Subió la cortina de golpe; la mirada de Eugenia se apagó en un tono
gris-olvido.
Martha quedó atenta de sus movimientos, y tuvo extrema precaución de no
dirigir su cara hacia la ventana. Como pudo, sorteó a su vecina y se puso de
pie. En los asientos, casi todos miraban hacia afuera. Los que no, rezaban o
lloraban en silencio con las manos pegadas a la cara.
Una nueva turbulencia le hizo perder el equilibrio. Desde el pasillo,
alcanzó a distinguir la puerta de cabina abierta. Si iba a morir, mínimo
tendría respuestas.
Aferrándose a los laterales, avanzó como pudo hacia el frente, haciendo
un esfuerzo para no mirar. En el espacio antes de llegar a la cabina, el
servicio estaba atento a la mirilla de la puerta de ingreso. Había regados por
el piso paquetes de botellas de agua individuales.

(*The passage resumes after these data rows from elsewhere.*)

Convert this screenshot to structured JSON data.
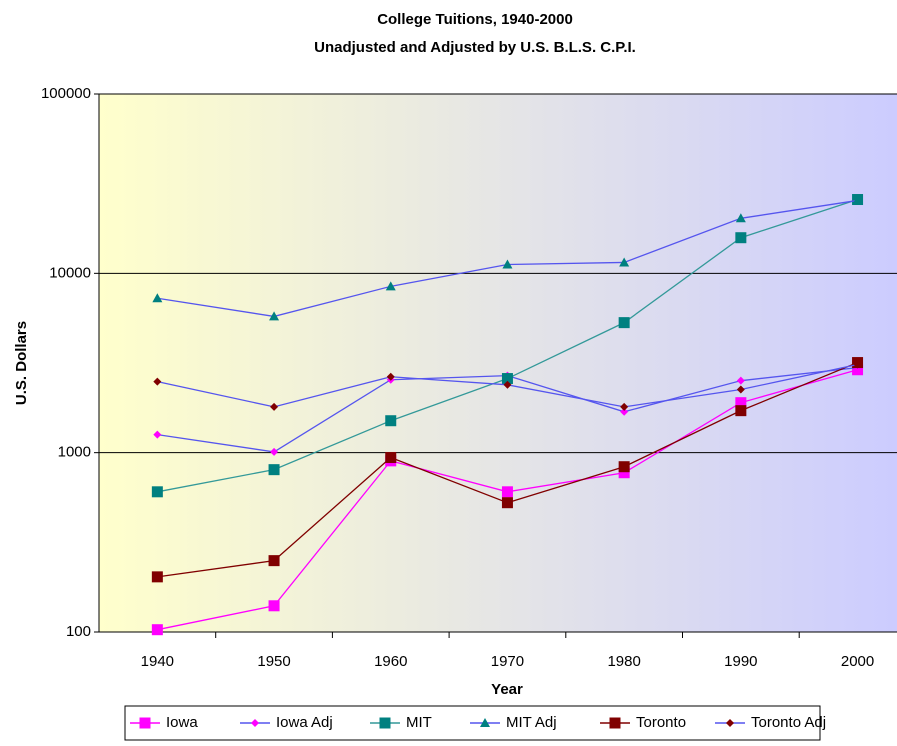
{
  "chart_data": {
    "type": "line",
    "title": "College Tuitions, 1940-2000",
    "subtitle": "Unadjusted and Adjusted by U.S. B.L.S. C.P.I.",
    "x_label": "Year",
    "y_label": "U.S. Dollars",
    "categories": [
      "1940",
      "1950",
      "1960",
      "1970",
      "1980",
      "1990",
      "2000"
    ],
    "log_scale": true,
    "ylim": [
      100,
      100000
    ],
    "yticks": [
      100,
      1000,
      10000,
      100000
    ],
    "grid": true,
    "legend": "bottom",
    "series": [
      {
        "name": "Iowa",
        "color": "#ff00ff",
        "marker_color": "#ff00ff",
        "marker": "square",
        "values": [
          103,
          140,
          900,
          605,
          773,
          1900,
          2900
        ]
      },
      {
        "name": "Iowa Adj",
        "color": "#5555ee",
        "marker_color": "#ff00ff",
        "marker": "diamond",
        "values": [
          1260,
          1010,
          2550,
          2690,
          1690,
          2520,
          2980
        ]
      },
      {
        "name": "MIT",
        "color": "#339999",
        "marker_color": "#008080",
        "marker": "square",
        "values": [
          605,
          804,
          1507,
          2590,
          5310,
          15800,
          25800
        ]
      },
      {
        "name": "MIT Adj",
        "color": "#5555ee",
        "marker_color": "#008080",
        "marker": "triangle",
        "values": [
          7260,
          5750,
          8460,
          11200,
          11500,
          20270,
          25500
        ]
      },
      {
        "name": "Toronto",
        "color": "#800000",
        "marker_color": "#800000",
        "marker": "square",
        "values": [
          203,
          250,
          940,
          526,
          835,
          1715,
          3180
        ]
      },
      {
        "name": "Toronto Adj",
        "color": "#5555ee",
        "marker_color": "#800000",
        "marker": "diamond",
        "values": [
          2490,
          1800,
          2650,
          2390,
          1800,
          2250,
          3100
        ]
      }
    ]
  }
}
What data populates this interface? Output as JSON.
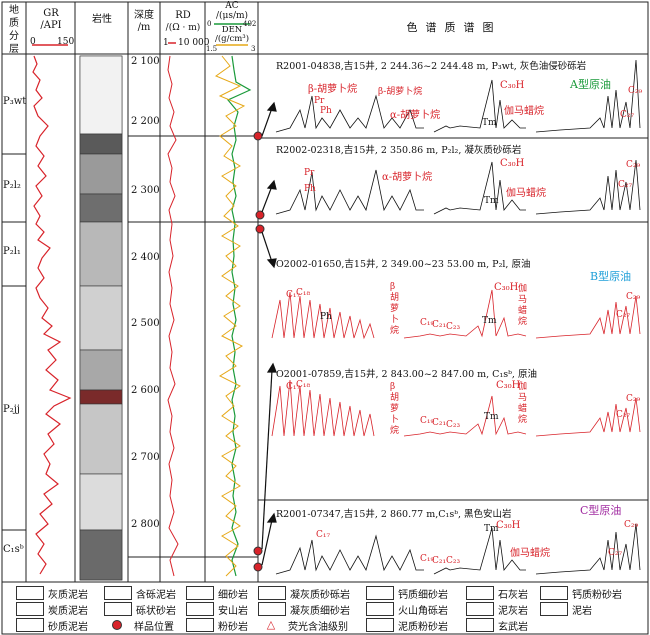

Siguió avanzando y abrió la puerta: la Azafata mayor y el joven miraban
atentos hacia el frente. Ambos4 pilotos sostenían con liviandad la columna de
control. Le fue imposible reaccionar a tiempo: el panel frontal le mostró
aquella oscuridad en la que estaban y a la cual se dirigían. Lo último que vio
fue el documento digital que le decía que había sido aceptada por el
Burkenreich. Se sintió tan realizada, y luego: oscuridad.